4. Les soulèvements révolutionnaires de 1848 avaient donné lieu à la première guerre d’indépendance italienne, menée par le royaume de Sardaigne contre l’empire d’Autriche.

5. Le néoguelfisme désigne un courant politique, impulsé notamment par Vicenzo Gioberti, favorable à l’unification sur un modèle fédéraliste et clérical, c’est-à-dire à une confédération d’États italiens présidée par le pape.

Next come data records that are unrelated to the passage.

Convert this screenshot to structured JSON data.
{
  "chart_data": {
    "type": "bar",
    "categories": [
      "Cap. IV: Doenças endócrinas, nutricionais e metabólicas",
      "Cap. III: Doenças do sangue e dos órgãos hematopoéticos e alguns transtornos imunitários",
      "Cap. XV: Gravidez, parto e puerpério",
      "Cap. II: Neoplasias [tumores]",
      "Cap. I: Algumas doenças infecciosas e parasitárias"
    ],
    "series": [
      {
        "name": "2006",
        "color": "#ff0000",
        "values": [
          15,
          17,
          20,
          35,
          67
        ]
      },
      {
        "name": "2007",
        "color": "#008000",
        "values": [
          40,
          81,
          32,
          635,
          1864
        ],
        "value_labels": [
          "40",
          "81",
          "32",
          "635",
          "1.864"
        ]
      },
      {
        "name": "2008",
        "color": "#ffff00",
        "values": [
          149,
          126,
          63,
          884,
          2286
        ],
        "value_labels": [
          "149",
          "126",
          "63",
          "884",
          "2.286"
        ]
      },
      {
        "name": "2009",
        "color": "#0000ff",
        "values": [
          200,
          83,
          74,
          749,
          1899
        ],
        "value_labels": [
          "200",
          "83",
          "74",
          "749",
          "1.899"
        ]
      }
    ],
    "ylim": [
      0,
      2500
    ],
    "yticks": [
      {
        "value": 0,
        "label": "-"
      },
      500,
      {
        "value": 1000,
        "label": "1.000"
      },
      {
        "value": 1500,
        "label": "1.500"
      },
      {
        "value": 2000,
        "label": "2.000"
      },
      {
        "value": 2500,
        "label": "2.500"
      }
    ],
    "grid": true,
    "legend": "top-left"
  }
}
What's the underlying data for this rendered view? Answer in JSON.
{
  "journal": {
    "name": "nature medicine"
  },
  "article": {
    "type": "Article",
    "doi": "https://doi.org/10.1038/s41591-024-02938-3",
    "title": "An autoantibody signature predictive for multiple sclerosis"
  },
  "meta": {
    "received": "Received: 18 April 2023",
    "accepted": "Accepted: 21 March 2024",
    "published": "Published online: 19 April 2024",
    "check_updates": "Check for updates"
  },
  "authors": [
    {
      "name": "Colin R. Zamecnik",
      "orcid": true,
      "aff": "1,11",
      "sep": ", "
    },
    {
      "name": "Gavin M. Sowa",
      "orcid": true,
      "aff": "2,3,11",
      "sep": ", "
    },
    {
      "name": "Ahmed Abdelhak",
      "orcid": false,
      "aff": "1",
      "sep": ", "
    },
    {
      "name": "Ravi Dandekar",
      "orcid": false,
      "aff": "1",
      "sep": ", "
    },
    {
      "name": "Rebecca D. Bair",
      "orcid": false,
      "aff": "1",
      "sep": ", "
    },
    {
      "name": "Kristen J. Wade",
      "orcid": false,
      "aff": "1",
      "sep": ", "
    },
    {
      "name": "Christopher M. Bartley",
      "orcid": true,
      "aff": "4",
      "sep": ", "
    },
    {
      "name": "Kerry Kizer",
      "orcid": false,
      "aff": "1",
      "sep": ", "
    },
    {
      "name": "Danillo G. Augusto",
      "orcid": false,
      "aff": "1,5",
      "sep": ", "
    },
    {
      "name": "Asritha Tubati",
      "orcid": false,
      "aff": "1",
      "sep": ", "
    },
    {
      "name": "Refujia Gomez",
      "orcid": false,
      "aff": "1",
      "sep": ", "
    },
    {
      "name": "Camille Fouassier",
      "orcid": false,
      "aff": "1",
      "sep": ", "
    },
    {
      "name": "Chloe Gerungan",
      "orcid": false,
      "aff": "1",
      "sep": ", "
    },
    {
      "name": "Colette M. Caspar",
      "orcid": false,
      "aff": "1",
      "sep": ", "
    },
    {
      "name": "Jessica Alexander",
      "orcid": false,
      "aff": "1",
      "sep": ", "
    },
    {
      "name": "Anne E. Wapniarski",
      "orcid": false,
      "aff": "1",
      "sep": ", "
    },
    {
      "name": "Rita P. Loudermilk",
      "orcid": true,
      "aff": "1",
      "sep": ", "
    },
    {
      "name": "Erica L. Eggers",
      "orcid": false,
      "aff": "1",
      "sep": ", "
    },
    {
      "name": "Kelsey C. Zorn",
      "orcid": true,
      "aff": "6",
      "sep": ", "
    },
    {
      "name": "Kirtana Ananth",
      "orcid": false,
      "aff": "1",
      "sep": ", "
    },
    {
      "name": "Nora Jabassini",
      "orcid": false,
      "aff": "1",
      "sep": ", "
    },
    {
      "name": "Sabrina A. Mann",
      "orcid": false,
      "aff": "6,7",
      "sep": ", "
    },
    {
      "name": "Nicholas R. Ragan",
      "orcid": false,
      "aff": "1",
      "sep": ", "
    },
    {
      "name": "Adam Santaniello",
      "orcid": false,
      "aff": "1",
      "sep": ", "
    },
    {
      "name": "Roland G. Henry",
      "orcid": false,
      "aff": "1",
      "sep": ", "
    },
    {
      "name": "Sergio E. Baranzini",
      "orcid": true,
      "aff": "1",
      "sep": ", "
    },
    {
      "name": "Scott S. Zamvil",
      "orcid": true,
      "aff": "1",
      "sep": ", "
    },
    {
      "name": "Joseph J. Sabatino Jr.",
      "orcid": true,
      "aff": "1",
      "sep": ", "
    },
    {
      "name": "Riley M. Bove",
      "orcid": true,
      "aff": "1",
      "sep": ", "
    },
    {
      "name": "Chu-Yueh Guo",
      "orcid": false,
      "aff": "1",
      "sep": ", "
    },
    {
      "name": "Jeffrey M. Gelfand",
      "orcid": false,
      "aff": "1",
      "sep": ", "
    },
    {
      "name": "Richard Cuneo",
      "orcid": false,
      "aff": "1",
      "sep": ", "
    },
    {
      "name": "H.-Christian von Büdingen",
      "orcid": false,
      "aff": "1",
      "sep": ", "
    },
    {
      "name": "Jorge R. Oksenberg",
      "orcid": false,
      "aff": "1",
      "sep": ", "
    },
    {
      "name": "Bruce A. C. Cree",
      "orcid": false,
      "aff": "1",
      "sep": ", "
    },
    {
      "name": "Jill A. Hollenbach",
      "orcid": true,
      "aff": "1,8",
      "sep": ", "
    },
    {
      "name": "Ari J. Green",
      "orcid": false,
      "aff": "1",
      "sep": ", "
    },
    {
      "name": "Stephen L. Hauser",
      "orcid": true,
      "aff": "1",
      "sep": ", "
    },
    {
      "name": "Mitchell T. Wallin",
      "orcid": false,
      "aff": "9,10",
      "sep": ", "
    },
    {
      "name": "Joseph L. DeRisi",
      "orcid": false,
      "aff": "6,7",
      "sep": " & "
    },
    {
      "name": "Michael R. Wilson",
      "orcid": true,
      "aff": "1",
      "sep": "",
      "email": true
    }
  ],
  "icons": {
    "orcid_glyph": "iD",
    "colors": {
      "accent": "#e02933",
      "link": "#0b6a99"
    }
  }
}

Le terme renvoie à l’opposition entre guelfes (partisans du pape) et gibelins (partisans de l’empereur) dans l’Italie médiévale.

6. Vincenzo Cuoco (1770-1823) est l’auteur d’une Histoire de la révolution napolitaine de 1799.

7. Sur la distinction entre direction et domination, ou entre hégémonie et coercition, nous renvoyons à l’analyse proposée dans le n°5 de Cause commune.

8. Sur la distinction entre guerre de mouvement et guerre de position, nous renvoyons à l’analyse proposée dans le n°4 de Cause commune.


L’esprit de scission, remède à la révolution passive

Si la Révolution française constitue le contre-modèle de la révolution passive du Risorgimento, c’est parce que les jacobins étaient « le parti de la révolution en acte ». En choisissant de trancher dans le vif, la fraction la plus avancée de la bourgeoisie française était caractéristique d’un « esprit de scission » qui est le contraire du transformisme. Gramsci considère que l’action de la classe ouvrière italienne pourra résister aux logiques de révolution passive à condition qu’elle s’appuie également sur cet esprit de scission qu’il définit comme « acquisition progressive de la conscience de sa propre personnalité historique » (cahier 3, § 49).